Thursday, 19 April 2018: 12:00 AM
Masters ABCD (Sawgrass Marriott)
Jonathan R. Moskaitis, NRL, Monterey, CA; and J. D. Doyle and R. M. Hodur

Real-time deterministic dynamical model forecasts of Hurricane Joaquin’s track had unusually large errors, particularly the GFS and GFS-based regional TC prediction models. CTCX, the real-time GFS-based run of COAMPS-TC, was no exception with forecasts initialized early in the storm’s life consistently erring north and west of the observed track.

CTCX is a nested-grid model, with a fixed outer domain at 45 km horizontal resolution, and storm-following inner nests at 15 km and 5 km horizontal resolution (as configured in 2015). We have retrospectively run the new Basin-scale COAMPS-TC configuration for Joaquin, utilizing the same initial and boundary conditions as CTCX. Basin-scale COAMPS-TC employs a very large fixed 5 km grid covering the same region as the CTCX outer domain, in essence utilizing the CTCX innermost grid “everywhere”. The Basin-scale COAMPS-TC track forecasts for Joaquin are far closer to the observed track than the real-time CTCX forecasts, capturing the unusual southwestward motion much better than CTCX and the other GFS-based models.

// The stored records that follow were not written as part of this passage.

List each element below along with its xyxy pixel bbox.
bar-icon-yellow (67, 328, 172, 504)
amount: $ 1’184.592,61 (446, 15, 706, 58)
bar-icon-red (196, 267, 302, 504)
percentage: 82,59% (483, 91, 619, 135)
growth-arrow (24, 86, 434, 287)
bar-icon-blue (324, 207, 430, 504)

Here we assess why the Basin-scale COAMPS-TC track forecasts for Joaquin are superior to those of CTCX, validating the simulation of the vortex and the near-storm environment using HDSS dropsonde observations taken during TCI, as well as using ECMWF analyses. We also examine the track performance for Basin-scale COAMPS-TC in the context of a large sample of recent forecast cases in the Atlantic and Western North Pacific to ascertain whether the Joaquin results have some general implications for Basin-scale vs. nested-grid track prediction.